Much of what will help you prioritise has to do with the nature and/or the status of the issue. Here are some basic parameters that will help you plan your day better and make prioritisation simple.

Sort your support tickets according to their due by times

Support teams usually have policies to determine the due-by time or the SLA of every incoming support request, depending on the type of issue or the channel through which it was raised. This timeframe, being self-explanatory, will let you sort through your support inbox in the most efficient way possible.

Order issues by ticket priority

As part of a regular support workflow, every ticket in your helpdesk would be tagged with a priority that is meant to reflect the importance and urgency of an issue. These tags are one of the quickest ways to organise your work in an order that makes the most sense. By arranging work this way, you ensure that you get around to solving every issue assigned to you, on time.

Assess the mood of the customer and identify the urgency

When dealing with angry customers, timely resolutions are not just advisable, but absolutely necessary. Such issues that need deft handling will factor into how you plan your day.

Keep yourself caught-up with the activity on your tickets

Be it a customer response, an internal or 3rd party update, or any activity that affects the tickets you’re responsible for, you need to be on top of things and prioritise your actions accordingly.

The prioritisation matrix

Using the relevant parameters, you can determine the urgency and importance of any issue and slot it into the matrix below. This will help you visualise your workload better and help you work faster.

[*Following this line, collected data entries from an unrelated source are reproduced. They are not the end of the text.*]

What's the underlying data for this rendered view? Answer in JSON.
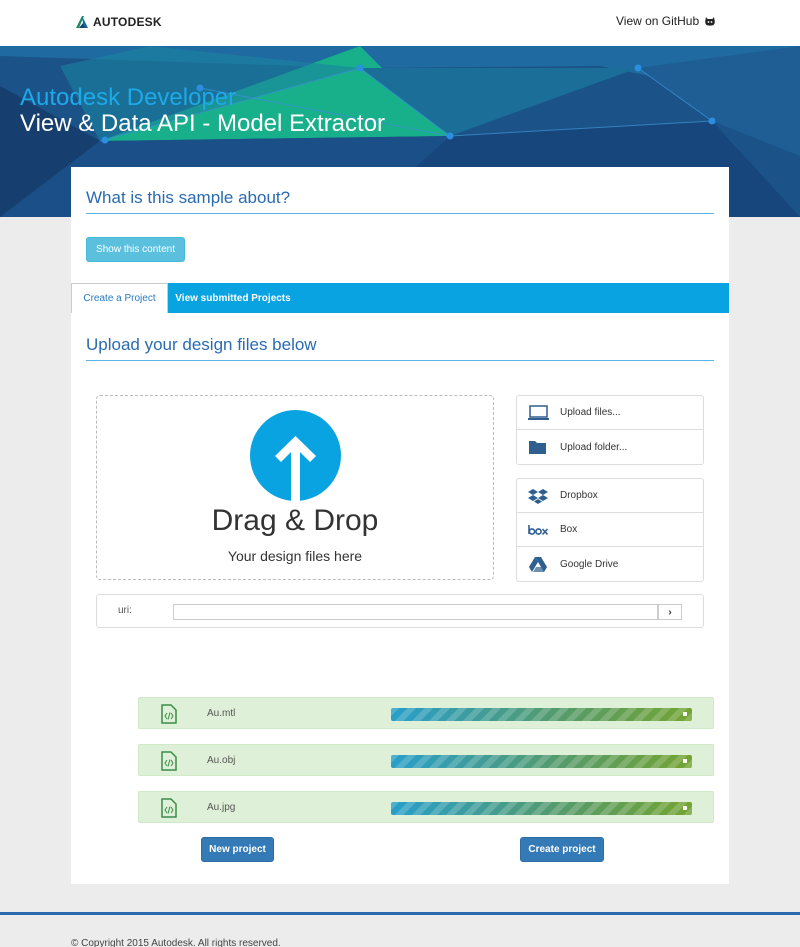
{
  "header": {
    "brand": "AUTODESK",
    "github_label": "View on GitHub"
  },
  "hero": {
    "subtitle": "Autodesk Developer",
    "title": "View & Data API - Model Extractor"
  },
  "about": {
    "heading": "What is this sample about?",
    "show_button": "Show this content"
  },
  "tabs": [
    {
      "label": "Create a Project",
      "active": true
    },
    {
      "label": "View submitted Projects",
      "active": false
    }
  ],
  "upload": {
    "heading": "Upload your design files below",
    "dropzone_title": "Drag & Drop",
    "dropzone_subtitle": "Your design files here",
    "local_sources": [
      {
        "label": "Upload files...",
        "icon": "laptop-icon"
      },
      {
        "label": "Upload folder...",
        "icon": "folder-icon"
      }
    ],
    "cloud_sources": [
      {
        "label": "Dropbox",
        "icon": "dropbox-icon"
      },
      {
        "label": "Box",
        "icon": "box-icon"
      },
      {
        "label": "Google Drive",
        "icon": "google-drive-icon"
      }
    ],
    "uri_label": "uri:",
    "uri_value": "",
    "uri_go": "›"
  },
  "files": [
    {
      "name": "Au.mtl",
      "progress": 100
    },
    {
      "name": "Au.obj",
      "progress": 100
    },
    {
      "name": "Au.jpg",
      "progress": 100
    }
  ],
  "actions": {
    "new_project": "New project",
    "create_project": "Create project"
  },
  "footer": {
    "copyright": "© Copyright 2015 Autodesk. All rights reserved."
  },
  "colors": {
    "accent": "#0aa3e2",
    "primary": "#337ab7",
    "heading": "#2a6bb0",
    "success_bg": "#dff0d8"
  }
}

the prioritisation matrix 2x the prioritisation matrix 2x

What do I do when I’m stuck on a question I don’t know the answer to?

Planning out your day simplifies how you choose what to work on next, but there might come a time when you hit a wall, and can’t proceed further. When a support query has you stumped, how can you empower yourself to learn to resolve it and better equip yourself for similar situations in the future?

Looking in the right places

No matter how difficult a question is, odds are, you will be able to find an answer in your helpdesk. Your helpdesk is a wealth of information that you can tap into at any time to become independent as a customer support agent and be well on your way to getting rid of the training wheels.

Make use of knowledge repositories

As helpdesks grow, customer support agents internally document and curate answers to some common questions that have cropped up over time for easy reference. These bases of knowledge prove to be invaluable resources when you’re looking for answers. You instantly understand the entire context surrounding any given issue, letting you answer difficult questions clearly and comprehensively.

Learn from past interactions of seasoned agents

If there hasn’t been enough precedence for an issue to be documented but you’re sure it has happened before, look for it in your helpdesk. Search for it, and see how the agent on it handled it.

If it’s not a specific issue but a broader type of issue that you need help with, use filters to narrow down your search results and see what has been done by more experienced agents in the past. This way, you learn enough to smoothly resolve interactions with customers irrespective of whether you’ve found a solution.

The rulebook for dealing with customer frustration

If you can’t solve a customer’s issue in time because you’re stuck, the first thing to remember is to not panic. In case you’re faced with a rise in frustration of a customer, here are a few things you should keep in mind.

How can I avoid switching between so many tools for the information I need?

You can’t effectively utilise all the information you have access to if you have to keep switching between countless tools and applications for it. Studies show that multitasking can prove detrimental to speedy work and what you actually end up doing is switching between tasks.

Now, the costs of switching are high, and they add up over time. So how can you make sure you don’t fall prey to the vicious cycle of constant switching and lost time?

Bringing your support into one place

All the information in the world won’t help you if you can’t get to it when you need it. Consolidating all facets of your work is the surest way to guarantee that nothing is lost in translation.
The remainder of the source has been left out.